ABD’nin 2’nci Dünya Savaşı’ndan kalan hurda gemi ve uçakları Türk Silahlı Kuvvetleri’nin envanterinden ne zaman çıkarıldı bilen var mı?
Bakın en basitinden ABD’den alınacak 30 F-16 savaş uçağına düşman tanıma konusunda millî yazılım bile yüklememize izin vermiyorlar. ABD’nin düşmanı bizim de düşmanımız, dostu bizim de dostumuz… Ya değilse?...
Lise tahsili olan herkesin aklının bir köşesinde kalmıştır… ‘Harp çeşitleri’ diye…
Ekonomik savaş, kültürel savaş, cephe savaşı (silahlı mücadele), psikolojik savaş vs.
Lise 2’nci sınıfta haftada bir saat olarak görülen ‘Millî Güvenlik Dersi’nden söz ediyorum. Hatırlamışsınızdır…
Muhtemelen emekli bir subayın ders verdiği, genelde gır gır, şamata şeklinde geçen ve aklınızda sadece ‘hangi rütbenin hangisinden büyük olduğunu anlatan ders’ şeklinde kalan şeyden bahsediyorum…
Benim öğrenci olduğum yıllarda dersimize emekli bir albay gelirdi. Yaşıyorsa Allah sağlık versin… Adamcağız öyle yaşlıydı ki, hafızası da oldukça kötüleşmişti, nerdeyse bunama noktasındaydı. Asker olarak görev yaptığı dönemde muhtemelen bizim sınıf kadar kalabalık belki 20 takım askeri tek bir sözü ile hizaya getiren adam, 3-5 haylazın karşısında ter döküyordu…

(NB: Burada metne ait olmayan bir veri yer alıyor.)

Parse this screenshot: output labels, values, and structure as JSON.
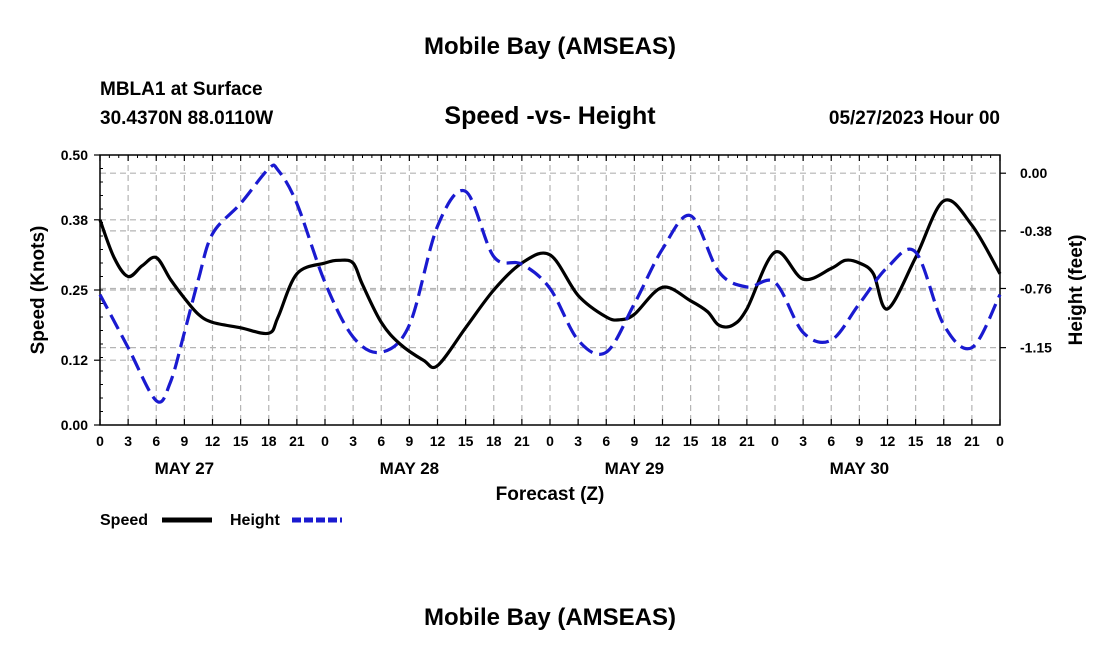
{
  "page": {
    "title": "Mobile Bay (AMSEAS)",
    "station": "MBLA1 at Surface",
    "coords": "30.4370N  88.0110W",
    "subtitle": "Speed -vs- Height",
    "run": "05/27/2023 Hour 00",
    "footer_title": "Mobile Bay (AMSEAS)"
  },
  "colors": {
    "speed": "#000000",
    "height": "#1a1ad0",
    "grid": "#b4b4b4"
  },
  "chart_data": {
    "type": "line",
    "title": "Speed -vs- Height",
    "xlabel": "Forecast (Z)",
    "ylabel": "Speed (Knots)",
    "y2label": "Height (feet)",
    "xlim": [
      0,
      96
    ],
    "ylim": [
      0,
      0.5
    ],
    "y2lim": [
      -1.66,
      0.12
    ],
    "yticks": [
      "0.00",
      "0.12",
      "0.25",
      "0.38",
      "0.50"
    ],
    "y2ticks": [
      "0.00",
      "-0.38",
      "-0.76",
      "-1.15"
    ],
    "xtick_labels": [
      "0",
      "3",
      "6",
      "9",
      "12",
      "15",
      "18",
      "21",
      "0",
      "3",
      "6",
      "9",
      "12",
      "15",
      "18",
      "21",
      "0",
      "3",
      "6",
      "9",
      "12",
      "15",
      "18",
      "21",
      "0",
      "3",
      "6",
      "9",
      "12",
      "15",
      "18",
      "21",
      "0"
    ],
    "date_labels": [
      {
        "label": "MAY 27",
        "hour": 9
      },
      {
        "label": "MAY 28",
        "hour": 33
      },
      {
        "label": "MAY 29",
        "hour": 57
      },
      {
        "label": "MAY 30",
        "hour": 81
      }
    ],
    "series": [
      {
        "name": "Speed",
        "axis": "left",
        "style": "solid",
        "x": [
          0,
          1.5,
          3,
          4.5,
          6,
          7.5,
          9,
          10.5,
          12,
          15,
          18,
          19,
          21,
          24,
          25.5,
          27,
          28,
          30,
          32,
          34.5,
          36,
          39,
          42,
          45,
          48,
          51,
          54,
          55.5,
          57,
          60,
          63,
          64.8,
          66,
          67.5,
          69,
          72,
          75,
          78,
          79.5,
          81,
          82.5,
          84,
          87,
          90,
          93,
          96
        ],
        "values": [
          0.38,
          0.31,
          0.275,
          0.295,
          0.31,
          0.27,
          0.235,
          0.205,
          0.19,
          0.18,
          0.17,
          0.2,
          0.28,
          0.3,
          0.305,
          0.3,
          0.26,
          0.19,
          0.15,
          0.12,
          0.11,
          0.18,
          0.25,
          0.3,
          0.315,
          0.24,
          0.2,
          0.195,
          0.205,
          0.255,
          0.23,
          0.21,
          0.185,
          0.185,
          0.215,
          0.32,
          0.27,
          0.29,
          0.305,
          0.3,
          0.28,
          0.215,
          0.31,
          0.415,
          0.37,
          0.28
        ]
      },
      {
        "name": "Height",
        "axis": "right",
        "style": "dashed",
        "x": [
          0,
          3,
          6,
          7.5,
          9,
          10.5,
          12,
          15,
          18,
          19,
          21,
          24,
          27,
          30,
          33,
          36,
          39,
          42,
          45,
          48,
          51,
          54,
          57,
          60,
          63,
          66,
          69,
          72,
          75,
          78,
          81,
          84,
          87,
          90,
          93,
          96
        ],
        "values": [
          -0.8,
          -1.15,
          -1.5,
          -1.38,
          -1.05,
          -0.7,
          -0.4,
          -0.2,
          0.03,
          0.02,
          -0.2,
          -0.72,
          -1.08,
          -1.18,
          -1.0,
          -0.35,
          -0.12,
          -0.55,
          -0.6,
          -0.76,
          -1.1,
          -1.18,
          -0.86,
          -0.5,
          -0.28,
          -0.65,
          -0.75,
          -0.72,
          -1.05,
          -1.1,
          -0.86,
          -0.62,
          -0.52,
          -1.0,
          -1.15,
          -0.8
        ]
      }
    ],
    "legend": [
      {
        "label": "Speed",
        "style": "solid"
      },
      {
        "label": "Height",
        "style": "dashed"
      }
    ],
    "grid": true,
    "legend_position": "bottom-left"
  }
}
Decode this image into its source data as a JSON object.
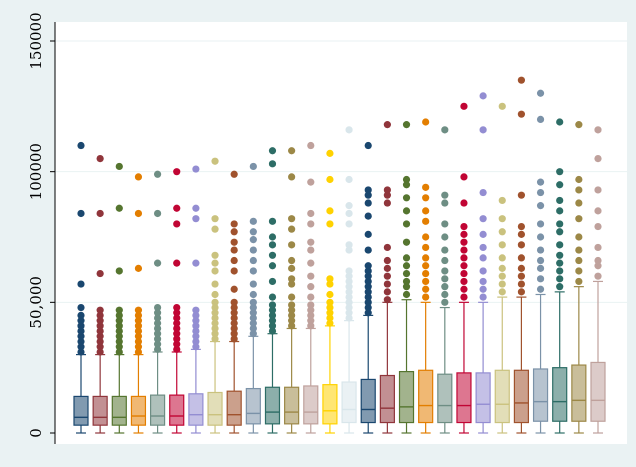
{
  "chart_data": {
    "type": "box",
    "title": "",
    "xlabel": "",
    "ylabel": "",
    "ylim": [
      -5000,
      155000
    ],
    "yticks": [
      0,
      50000,
      100000,
      150000
    ],
    "ytick_labels": [
      "0",
      "50,000",
      "100000",
      "150000"
    ],
    "grid": "horizontal",
    "legend": "none",
    "series": [
      {
        "color": "#1a476f",
        "whisker_low": 0,
        "q1": 3000,
        "median": 6000,
        "q3": 14000,
        "whisker_high": 30000,
        "outliers": [
          31000,
          33000,
          35000,
          37000,
          39000,
          41000,
          43000,
          45000,
          48000,
          57000,
          84000,
          110000
        ]
      },
      {
        "color": "#90353b",
        "whisker_low": 0,
        "q1": 3000,
        "median": 6000,
        "q3": 14000,
        "whisker_high": 30000,
        "outliers": [
          31000,
          33000,
          35000,
          37000,
          39000,
          41000,
          43000,
          45000,
          47000,
          61000,
          84000,
          105000
        ]
      },
      {
        "color": "#55752f",
        "whisker_low": 0,
        "q1": 3000,
        "median": 6000,
        "q3": 14000,
        "whisker_high": 30000,
        "outliers": [
          31000,
          33000,
          35000,
          37000,
          39000,
          41000,
          43000,
          45000,
          47000,
          62000,
          86000,
          102000
        ]
      },
      {
        "color": "#e37e00",
        "whisker_low": 0,
        "q1": 3000,
        "median": 6500,
        "q3": 14000,
        "whisker_high": 30000,
        "outliers": [
          31000,
          33000,
          35000,
          37000,
          39000,
          41000,
          43000,
          45000,
          47000,
          63000,
          84000,
          98000
        ]
      },
      {
        "color": "#6e8e84",
        "whisker_low": 0,
        "q1": 3000,
        "median": 6500,
        "q3": 14500,
        "whisker_high": 31000,
        "outliers": [
          32000,
          34000,
          36000,
          38000,
          40000,
          42000,
          44000,
          46000,
          48000,
          65000,
          84000,
          99000
        ]
      },
      {
        "color": "#c10534",
        "whisker_low": 0,
        "q1": 3000,
        "median": 6500,
        "q3": 14500,
        "whisker_high": 31000,
        "outliers": [
          32000,
          34000,
          36000,
          38000,
          40000,
          42000,
          44000,
          46000,
          48000,
          65000,
          80000,
          86000,
          100000
        ]
      },
      {
        "color": "#938dd2",
        "whisker_low": 0,
        "q1": 3000,
        "median": 7000,
        "q3": 15000,
        "whisker_high": 32000,
        "outliers": [
          33000,
          35000,
          37000,
          39000,
          41000,
          43000,
          45000,
          47000,
          65000,
          82000,
          86000,
          101000
        ]
      },
      {
        "color": "#cac27e",
        "whisker_low": 0,
        "q1": 3000,
        "median": 7000,
        "q3": 15500,
        "whisker_high": 35000,
        "outliers": [
          36000,
          38000,
          40000,
          42000,
          44000,
          46000,
          48000,
          50000,
          53000,
          57000,
          62000,
          65000,
          68000,
          78000,
          82000,
          104000
        ]
      },
      {
        "color": "#a0522d",
        "whisker_low": 0,
        "q1": 3000,
        "median": 7000,
        "q3": 16000,
        "whisker_high": 35000,
        "outliers": [
          36000,
          38000,
          40000,
          42000,
          44000,
          46000,
          48000,
          50000,
          55000,
          62000,
          66000,
          70000,
          73000,
          77000,
          80000,
          99000
        ]
      },
      {
        "color": "#7b92a8",
        "whisker_low": 0,
        "q1": 3500,
        "median": 7500,
        "q3": 17000,
        "whisker_high": 37000,
        "outliers": [
          38000,
          40000,
          42000,
          44000,
          46000,
          48000,
          50000,
          53000,
          57000,
          62000,
          66000,
          70000,
          74000,
          77000,
          81000,
          102000
        ]
      },
      {
        "color": "#2d6d66",
        "whisker_low": 0,
        "q1": 3500,
        "median": 8000,
        "q3": 17500,
        "whisker_high": 38000,
        "outliers": [
          39000,
          41000,
          43000,
          45000,
          47000,
          49000,
          52000,
          58000,
          64000,
          68000,
          72000,
          75000,
          81000,
          103000,
          108000
        ]
      },
      {
        "color": "#9c8847",
        "whisker_low": 0,
        "q1": 3500,
        "median": 8000,
        "q3": 17500,
        "whisker_high": 40000,
        "outliers": [
          41000,
          43000,
          45000,
          47000,
          49000,
          52000,
          57000,
          59000,
          63000,
          66000,
          72000,
          78000,
          82000,
          98000,
          108000
        ]
      },
      {
        "color": "#bfa19c",
        "whisker_low": 0,
        "q1": 3500,
        "median": 8000,
        "q3": 18000,
        "whisker_high": 40000,
        "outliers": [
          41000,
          43000,
          45000,
          47000,
          49000,
          52000,
          56000,
          60000,
          65000,
          70000,
          73000,
          80000,
          84000,
          96000,
          110000
        ]
      },
      {
        "color": "#ffd200",
        "whisker_low": 0,
        "q1": 3500,
        "median": 8500,
        "q3": 18500,
        "whisker_high": 41000,
        "outliers": [
          42000,
          44000,
          46000,
          48000,
          50000,
          53000,
          57000,
          59000,
          80000,
          85000,
          97000,
          107000
        ]
      },
      {
        "color": "#d9e6eb",
        "whisker_low": 0,
        "q1": 4000,
        "median": 9000,
        "q3": 19500,
        "whisker_high": 43000,
        "outliers": [
          44000,
          46000,
          48000,
          50000,
          52000,
          54000,
          56000,
          58000,
          60000,
          62000,
          70000,
          72000,
          80000,
          84000,
          87000,
          97000,
          116000
        ]
      },
      {
        "color": "#1a476f",
        "whisker_low": 0,
        "q1": 4000,
        "median": 9000,
        "q3": 20500,
        "whisker_high": 45000,
        "outliers": [
          46000,
          48000,
          50000,
          52000,
          54000,
          56000,
          58000,
          60000,
          62000,
          64000,
          70000,
          76000,
          83000,
          88000,
          91000,
          93000,
          110000
        ]
      },
      {
        "color": "#90353b",
        "whisker_low": 0,
        "q1": 4000,
        "median": 9500,
        "q3": 22000,
        "whisker_high": 50000,
        "outliers": [
          51000,
          54000,
          57000,
          60000,
          63000,
          66000,
          71000,
          88000,
          91000,
          93000,
          118000
        ]
      },
      {
        "color": "#55752f",
        "whisker_low": 0,
        "q1": 4000,
        "median": 10000,
        "q3": 23500,
        "whisker_high": 51000,
        "outliers": [
          53000,
          56000,
          58000,
          61000,
          64000,
          67000,
          73000,
          80000,
          85000,
          90000,
          95000,
          97000,
          118000
        ]
      },
      {
        "color": "#e37e00",
        "whisker_low": 0,
        "q1": 4000,
        "median": 10500,
        "q3": 24000,
        "whisker_high": 50000,
        "outliers": [
          52000,
          55000,
          58000,
          61000,
          64000,
          67000,
          71000,
          75000,
          81000,
          85000,
          90000,
          94000,
          119000
        ]
      },
      {
        "color": "#6e8e84",
        "whisker_low": 0,
        "q1": 4000,
        "median": 10500,
        "q3": 22500,
        "whisker_high": 48000,
        "outliers": [
          50000,
          53000,
          56000,
          59000,
          62000,
          66000,
          70000,
          75000,
          80000,
          88000,
          91000,
          116000
        ]
      },
      {
        "color": "#c10534",
        "whisker_low": 0,
        "q1": 4000,
        "median": 10500,
        "q3": 23000,
        "whisker_high": 50000,
        "outliers": [
          52000,
          55000,
          58000,
          61000,
          64000,
          67000,
          70000,
          73000,
          76000,
          79000,
          88000,
          98000,
          125000
        ]
      },
      {
        "color": "#938dd2",
        "whisker_low": 0,
        "q1": 4000,
        "median": 11000,
        "q3": 23000,
        "whisker_high": 50000,
        "outliers": [
          52000,
          55000,
          58000,
          62000,
          67000,
          71000,
          76000,
          82000,
          92000,
          116000,
          129000
        ]
      },
      {
        "color": "#cac27e",
        "whisker_low": 0,
        "q1": 4000,
        "median": 11000,
        "q3": 24000,
        "whisker_high": 52000,
        "outliers": [
          54000,
          57000,
          60000,
          63000,
          67000,
          72000,
          77000,
          82000,
          89000,
          125000
        ]
      },
      {
        "color": "#a0522d",
        "whisker_low": 0,
        "q1": 4000,
        "median": 11500,
        "q3": 24000,
        "whisker_high": 52000,
        "outliers": [
          54000,
          57000,
          60000,
          63000,
          67000,
          72000,
          76000,
          79000,
          91000,
          122000,
          135000
        ]
      },
      {
        "color": "#7b92a8",
        "whisker_low": 0,
        "q1": 4500,
        "median": 12000,
        "q3": 24500,
        "whisker_high": 53000,
        "outliers": [
          55000,
          59000,
          63000,
          66000,
          70000,
          75000,
          80000,
          87000,
          92000,
          96000,
          120000,
          130000
        ]
      },
      {
        "color": "#2d6d66",
        "whisker_low": 0,
        "q1": 4500,
        "median": 12000,
        "q3": 25000,
        "whisker_high": 54000,
        "outliers": [
          56000,
          59000,
          62000,
          65000,
          68000,
          72000,
          77000,
          80000,
          85000,
          89000,
          95000,
          100000,
          119000
        ]
      },
      {
        "color": "#9c8847",
        "whisker_low": 0,
        "q1": 4500,
        "median": 12500,
        "q3": 26000,
        "whisker_high": 56000,
        "outliers": [
          58000,
          62000,
          66000,
          70000,
          75000,
          82000,
          88000,
          93000,
          97000,
          118000
        ]
      },
      {
        "color": "#bfa19c",
        "whisker_low": 0,
        "q1": 4500,
        "median": 12500,
        "q3": 27000,
        "whisker_high": 58000,
        "outliers": [
          60000,
          64000,
          66000,
          71000,
          79000,
          85000,
          93000,
          105000,
          116000
        ]
      }
    ]
  }
}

Tabi bu arada mutlaka muvazzaf olarak görevde olan subaylarımızın da katıldığı millî güvenlik dersleri yurdun çeşitli yerlerinde mutlaka verilmektedir. Ama bunların sayısı bildiğim kadarıyla oldukça az…
Asteğmen olarak görev yaptığım ilçede garnizon komutanı olarak bir yıl boyunca Millî Güvenlik Dersi verme imkânım olmuştu.
Çocuklara millî güç, millî hedef, sivil savunma ve harp çeşitlerini anlatırken o genç dimağların nasıl da heyecanla ders dinlediğine şahit olmuştum. Bir nedenden dolayı sınıf tekrarı yapan iki öğrencim vardı. Çocuklar geçen sene gördükleri dersleri anlattığında kendi öğrencilik yıllarım aklıma gelmişti de, üzülmüştüm. Neredeyse hiç farkı yoktu. Albay, yarbaydan büyüktür o da binbaşıdan. İşte size ‘Millî Güvenlik!’…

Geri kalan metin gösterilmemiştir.